Summary of recommendations
Chapter 13 – Jurisdiction of the courts
High Court and District Court jurisdiction
R40 The new Trusts Act should provide that:
(1) The High Court has jurisdiction to hear any matter and make any order under the proposed new Trusts Act. It should have exclusive jurisdiction to determine any proceeding under the new Act where the amount claimed, or the value of the property claimed or in issue, is more than the upper limit of the equitable jurisdiction of the District Court specified in section 34(1) of the District Courts Act 1947 (currently $200,000) or any replacement provision.
(2) The District Court should have jurisdiction under the new Act (concurrent with the High Court) to determine any proceeding where the amount claimed or the value of the property claimed or in issue is not more than the upper limit of the equitable jurisdiction of the District Court (currently $200,000).
(3) The District Court should also have jurisdiction (concurrent with the High Court) to determine any proceedings or applications (such as an application to appoint or remove a trustee) that does not involve any claim for money or property.
(4) Where the District Court and High Court have concurrent jurisdiction the person who commences proceedings (the applicant) may decide whether to commence the proceedings in the District Court or High Court.
(5) Section 43 of the District Courts Act 1947 should apply to the transfer of proceedings commenced in the District Court. The effect of this would be that:
(a) where the proceedings involve a claim for money, relief or property with a value that exceeds the amount specified in section 43 (currently $50,000) a defendant may object to the proceeding being determined in the District Court and have the proceeding transferred (as of right) to the High Court; and
(b) where the proceedings do not include a claim for money, relief or property with a value that exceeds the amount specified in section 43 a defendant wishing to transfer the proceedings must apply to the District Court for an order removing the proceedings to the High Court. Proceedings that do not include any claim for money, relief or property fall within this category under section 43. Notes
(1) The Government has announced, in response to the Law Commission Report Review of the Judicature Act 1908: Towards a New Courts Act that new courts legislation soon to be introduced will increase the upper financial limit of the District Court's equitable jurisdiction from $200,000 to $350,000 and will increase the threshold specified in section 43 over which claims may be transferred as of right to the High Court from $50,000 to $90,000.

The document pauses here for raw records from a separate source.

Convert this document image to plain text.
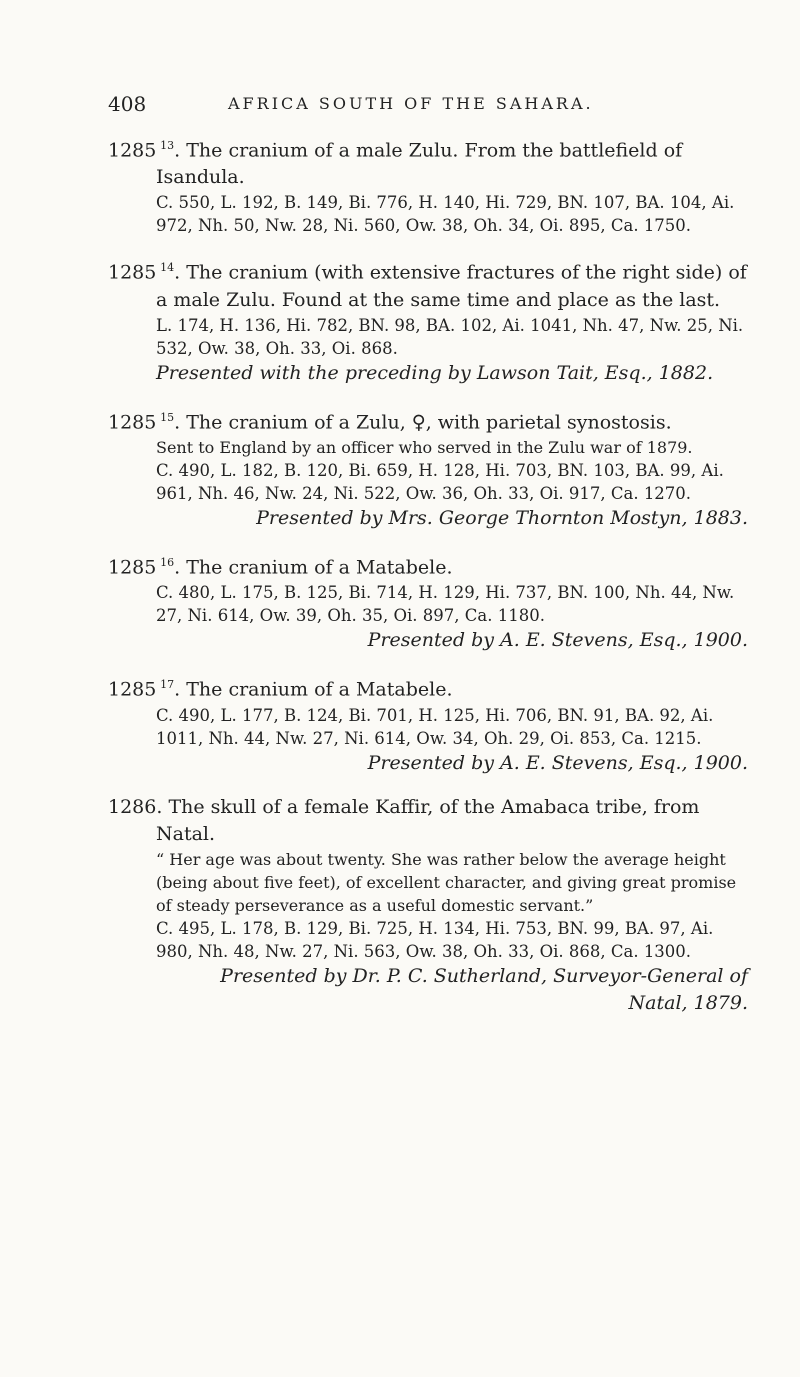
408	AFRICA SOUTH OF THE SAHARA.
1285  $^{13}$. The cranium of a male Zulu. From the battlefield of Isandula.
C. 550, L. 192, B. 149, Bi. 776, H. 140, Hi. 729, BN. 107, BA. 104, Ai. 972, Nh. 50, Nw. 28, Ni. 560, Ow. 38, Oh. 34, Oi. 895, Ca. 1750.
1285  $^{14}$. The cranium (with extensive fractures of the right side) of a male Zulu. Found at the same time and place as the last.
L. 174, H. 136, Hi. 782, BN. 98, BA. 102, Ai. 1041, Nh. 47, Nw. 25, Ni. 532, Ow. 38, Oh. 33, Oi. 868.
Presented with the preceding by Lawson Tait, Esq., 1882.
1285  $^{15}$. The cranium of a Zulu, ♀, with parietal synostosis.
Sent to England by an officer who served in the Zulu war of 1879.
C. 490, L. 182, B. 120, Bi. 659, H. 128, Hi. 703, BN. 103, BA. 99, Ai. 961, Nh. 46, Nw. 24, Ni. 522, Ow. 36, Oh. 33, Oi. 917, Ca. 1270.
Presented by Mrs. George Thornton Mostyn, 1883.
1285  $^{16}$. The cranium of a Matabele.
C. 480, L. 175, B. 125, Bi. 714, H. 129, Hi. 737, BN. 100, Nh. 44, Nw. 27, Ni. 614, Ow. 39, Oh. 35, Oi. 897, Ca. 1180.
Presented by A. E. Stevens, Esq., 1900.
1285  $^{17}$. The cranium of a Matabele.
C. 490, L. 177, B. 124, Bi. 701, H. 125, Hi. 706, BN. 91, BA. 92, Ai. 1011, Nh. 44, Nw. 27, Ni. 614, Ow. 34, Oh. 29, Oi. 853, Ca. 1215.
Presented by A. E. Stevens, Esq., 1900.
1286. The skull of a female Kaffir, of the Amabaca tribe, from Natal.
“ Her age was about twenty. She was rather below the average height (being about five feet), of excellent character, and giving great promise of steady perseverance as a useful domestic servant.”
C. 495, L. 178, B. 129, Bi. 725, H. 134, Hi. 753, BN. 99, BA. 97, Ai. 980, Nh. 48, Nw. 27, Ni. 563, Ow. 38, Oh. 33, Oi. 868, Ca. 1300.
Presented by Dr. P. C. Sutherland, Surveyor-General of Natal, 1879.
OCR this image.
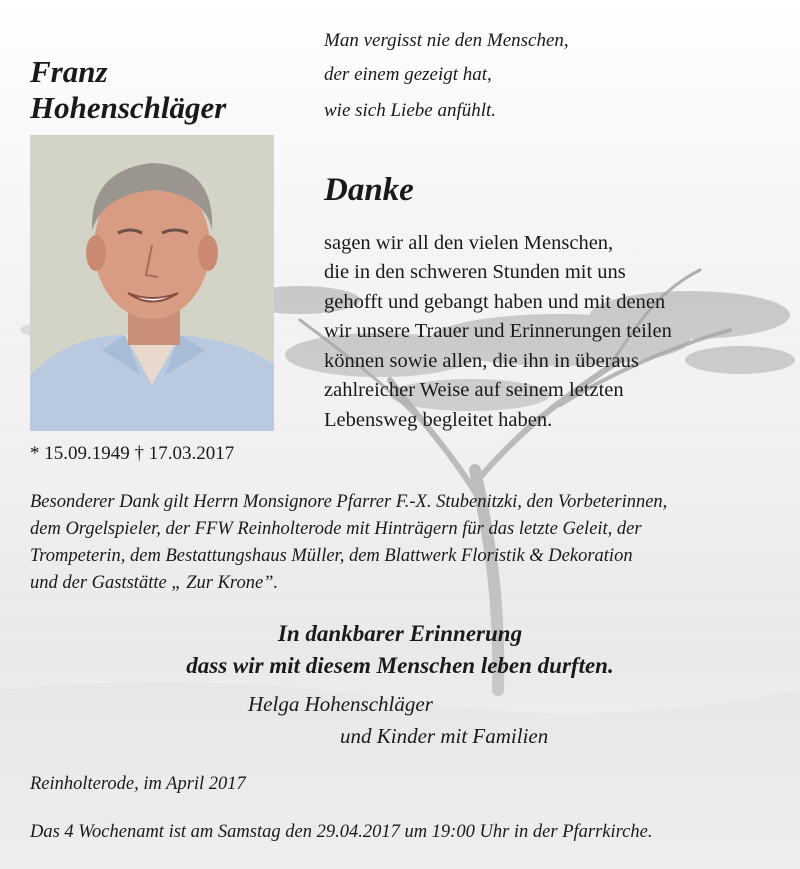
Franz
Hohenschläger
Man vergisst nie den Menschen,
der einem gezeigt hat,
wie sich Liebe anfühlt.
* 15.09.1949 † 17.03.2017
Danke
sagen wir all den vielen Menschen,
die in den schweren Stunden mit uns
gehofft und gebangt haben und mit denen
wir unsere Trauer und Erinnerungen teilen
können sowie allen, die ihn in überaus
zahlreicher Weise auf seinem letzten
Lebensweg begleitet haben.
Besonderer Dank gilt Herrn Monsignore Pfarrer F.-X. Stubenitzki, den Vorbeterinnen,
dem Orgelspieler, der FFW Reinholterode mit Hinträgern für das letzte Geleit, der
Trompeterin, dem Bestattungshaus Müller, dem Blattwerk Floristik & Dekoration
und der Gaststätte „ Zur Krone”.
In dankbarer Erinnerung
dass wir mit diesem Menschen leben durften.
Helga Hohenschläger
und Kinder mit Familien
Reinholterode, im April 2017
Das 4 Wochenamt ist am Samstag den 29.04.2017 um 19:00 Uhr in der Pfarrkirche.
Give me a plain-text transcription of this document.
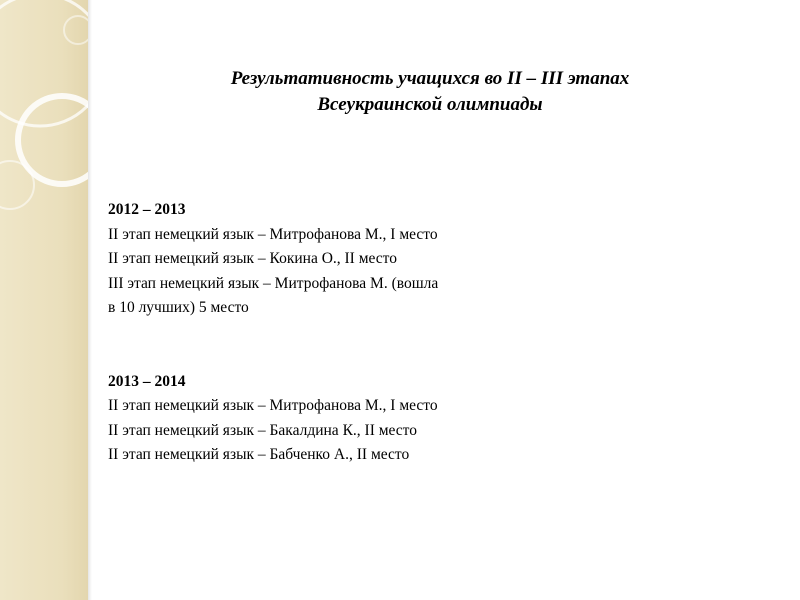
Результативность учащихся во II – III этапах
Всеукраинской олимпиады

2012 – 2013
II этап немецкий язык – Митрофанова М., I место
II этап немецкий язык – Кокина О., II место
III этап немецкий язык – Митрофанова М. (вошла
в 10 лучших) 5 место

2013 – 2014
II этап немецкий язык – Митрофанова М., I место
II этап немецкий язык – Бакалдина К., II место
II этап немецкий язык – Бабченко А., II место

(2) Section 237 of Te Ture Whenua Maori Act 1993 will apply to give the Māori Land Court all of the powers of the High Court under the proposed new Trusts Act in respect of trusts to which Te Ture Whenua Maori Act 1993 applies.
Family Court jurisdictionTop
R41 Where the Family Court has jurisdiction under section 11 of the Family Courts Act 1980 to hear and determine proceedings:
(1) The Family Court should be able to make any order or give any direction available under the new Trusts Act during those proceedings where the Court considers such order or direction necessary to:
(a) protect or preserve any property or interest until the proceedings before the Court can be properly resolved; or
(b) to give proper effect to any determination of the proceedings before the Court.
(2) Where the parties consent, the Family Court should also be able to make any orders under the new Trusts Act to resolve any closely related dispute or issue between the parties where this is necessary or would assist the resolution of the substantive proceedings between the parties. Note
The Family Court’s jurisdiction under the new Trusts Act would not be subject to financial limits.